Notes from the book ‘Deep Work: Rules for Focused Success in a Distracted World’

3 minute read

  • Two Core Abilities for Thriving in the Digital Economy
    • The ability to quickly master hard things.
    • The ability to produce at an elite level, in terms of both quality and speed.
  • This conclusion informs the rest of the book. If you want to be good at these two skills, the most important thing to be good at is deep work.

  • You have a finite amount of willpower that becomes depleted as you use it. The key to developing a deep work habit is to move beyond good intentions and add routines and rituals to your working life designed to minimize the amount of your limited willpower necessary to transition into and maintain a state of unbroken concentration.

  • Focus on the widely important - “The more you try to do, the less you actually accomplish”

  • Act on the lead measures - Success needs to be measured

  • Schedule deep valuable work time early each day

  • Shut down work thinking completely at the end of a work day
    • Downtime aids insights
    • Downtime helps recharge the energy needed to work deeply
    • The work that downtime replaces is usually not that important
  • Deliberate practice is the systematic stretching of your ability for a given skill. It is the activity required to get better at something. Deep work and deliberate practice overlap substantially.

  • Your ritual needs to specify a location for your deep work efforts.

  • Ensure regularity in where you do your deep work

  • Avoid shared workspaces when doing deep work

  • Don’t Take Breaks from Distraction. Instead Take Breaks from Focus

  • Be comfortable being bored; idleness is essential to mental recovery

  • To succeed with deep work, we must constantly and deliberatly rewired our brains to be comfortable eliminate distracted stimuli

  • Meditate productively
    • Productive meditation - A period in which you are occupied physically but not mentally, like walking, jugging, driving running etc and then focus your attention on a single well defined problem. This also requires practice to do well. Be wary of distraction and looping. Structure your deep thinking. Reviewing and storing variables, identifying and tackling the next step question and then consolidating your gains improve your ability to go deep.
  • The ability to concentrate intensely is a skill that must be trained.

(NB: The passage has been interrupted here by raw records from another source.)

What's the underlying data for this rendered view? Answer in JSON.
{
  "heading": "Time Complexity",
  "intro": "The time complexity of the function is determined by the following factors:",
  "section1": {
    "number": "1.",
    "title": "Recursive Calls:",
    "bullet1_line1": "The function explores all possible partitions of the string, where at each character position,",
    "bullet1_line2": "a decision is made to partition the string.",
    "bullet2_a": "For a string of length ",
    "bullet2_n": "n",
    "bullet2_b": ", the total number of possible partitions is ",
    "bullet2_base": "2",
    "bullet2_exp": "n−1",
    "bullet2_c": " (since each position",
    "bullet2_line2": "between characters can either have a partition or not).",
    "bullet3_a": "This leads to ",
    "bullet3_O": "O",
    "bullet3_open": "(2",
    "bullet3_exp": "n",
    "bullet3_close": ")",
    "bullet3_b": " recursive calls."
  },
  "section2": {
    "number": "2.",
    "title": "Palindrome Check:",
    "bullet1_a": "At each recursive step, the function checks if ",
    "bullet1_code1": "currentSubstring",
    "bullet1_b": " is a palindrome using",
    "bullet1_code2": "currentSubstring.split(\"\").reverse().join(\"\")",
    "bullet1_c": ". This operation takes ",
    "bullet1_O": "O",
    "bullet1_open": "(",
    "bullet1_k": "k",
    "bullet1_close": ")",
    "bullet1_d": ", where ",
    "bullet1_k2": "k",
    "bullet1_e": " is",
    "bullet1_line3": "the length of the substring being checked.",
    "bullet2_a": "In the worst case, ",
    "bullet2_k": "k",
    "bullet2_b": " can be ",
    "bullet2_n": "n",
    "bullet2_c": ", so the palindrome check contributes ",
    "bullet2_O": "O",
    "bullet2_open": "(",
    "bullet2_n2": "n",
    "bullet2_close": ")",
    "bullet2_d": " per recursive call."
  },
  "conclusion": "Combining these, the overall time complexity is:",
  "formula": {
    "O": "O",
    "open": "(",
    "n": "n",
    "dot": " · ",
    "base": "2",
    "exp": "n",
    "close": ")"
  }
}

  • Build a habit with a set starting time that you use every day for deep work

  • Map out when you’ll work deeply during each week at the beginning of the week, and then refine these decisions, as needed, at the beginning of each day

  • Deliberate practice: Start with an hour a day and build to three to four hours a day, five days a week, of uninterrupted and carefully directed concentration in combination with feedback so you can correct your approach

  • Its crucial you figure out in advance what you are going to do with your day, week and weekends before they begin. Structure hobbies provide good patterns

  • If you want to eliminate the addictive pool of entertainment sites on your time and attention, give your brain and mind a quality alternative. Not only will this preserve the ability to resist distraction and concentrate but you might even fulfil other ambitious goals and tasks.

  • Schedule Every Minute of Your Day

  • If you’re not sure how long a given activity might take, block off the expected time, then follow this with an additional block that has a split purpose. If you need more time for the preceding activity, use this additional block to keep working on it. If you finish the activity on time, however, have an alternate use already assigned for the extra block.

  • Be liberal with your use of task blocks. Deploy many throughout your day and make them longer than required. Loads of things not scheduled for come up during the day.